During production of CBD/THC distillate, labs run into problem of terpenes. Most client do not want hemp/cannabis small or favor in their final product. Thus processor are required by client to remove terpenes in their product.

The processing of terpenes removal is call decarboxylation. Here is a guidelines for conducting the heat dependent decarboxylation and de-volatilization of the extracted oleoresin from processing Cannabis and Help botanicals. Decarboxylation modifies the molecular structure of the constituents of the oil by removing the Carboxylic acid attached to Cannabinoid acids, modifying metabolic action. De-valorization refers to the process of removing both the fragrant and relatively low boiling (93o-130o Celsius) compounds from the crude oil for the purposes of terpene/ essential oil capture and preparation for further processing and refinement.

Here is a step by step procedure for decarboxylation:

1: Select container with a maximum capacity of at least twice the volume of crude oil used, add magnetic Stir Bar, record tare weight of your container.

2. A stainless-steel vessel recommended due to its durability and higher heat transfer coefficient, however a glass beaker will also work well.

3. Fill up to one-half of the total volume of the container with extracted crude oil. Record crude oil weight with container and tare weight subtracted.

4. Using a Controllable Heat Source (Hot Plate, Induction Cooktop), select your appropriate temperature based on time allotted.

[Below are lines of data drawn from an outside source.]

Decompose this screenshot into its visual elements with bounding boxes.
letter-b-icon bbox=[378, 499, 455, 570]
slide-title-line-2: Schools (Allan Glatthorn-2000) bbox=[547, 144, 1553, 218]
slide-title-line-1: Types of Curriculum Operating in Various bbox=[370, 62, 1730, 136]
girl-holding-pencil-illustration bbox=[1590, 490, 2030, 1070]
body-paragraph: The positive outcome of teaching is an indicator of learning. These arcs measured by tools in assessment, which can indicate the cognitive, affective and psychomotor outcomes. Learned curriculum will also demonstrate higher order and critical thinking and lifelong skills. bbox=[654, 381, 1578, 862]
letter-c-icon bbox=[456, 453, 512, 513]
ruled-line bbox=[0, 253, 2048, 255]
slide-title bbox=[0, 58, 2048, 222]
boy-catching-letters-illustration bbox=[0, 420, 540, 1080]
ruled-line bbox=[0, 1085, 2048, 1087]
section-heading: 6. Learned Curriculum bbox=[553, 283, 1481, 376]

5. Decarboxylation Times and Temperatures (Approx., While data supports these times, original composition of Oil can change time required. Continue Operation until production of small semi-stable co2 bubbles ceases).

• 60 Minutes at 130 c

• 180 Minutes @ 110C

6. Temperatures and times for decarboxylation are reliant upon a thin film of reactant, thick solutions allow for such less efficient heat distribution and gas exchange, so thicker solutions will need more time to decarboxylate fully.

7. Set Stir function (Magnetic or Overhead Stirrer) at 240-1500 RPM to allow proper gas exchange. Lack of stirred agitation will result in boil over.

8. If a layer of tiny bubbles grows on top of the decarboxylation, use a stainless steel or glass stir rod to break up the layer.

Allow decarboxylation to continue until production of small semi-stable co2 bubbles ceases.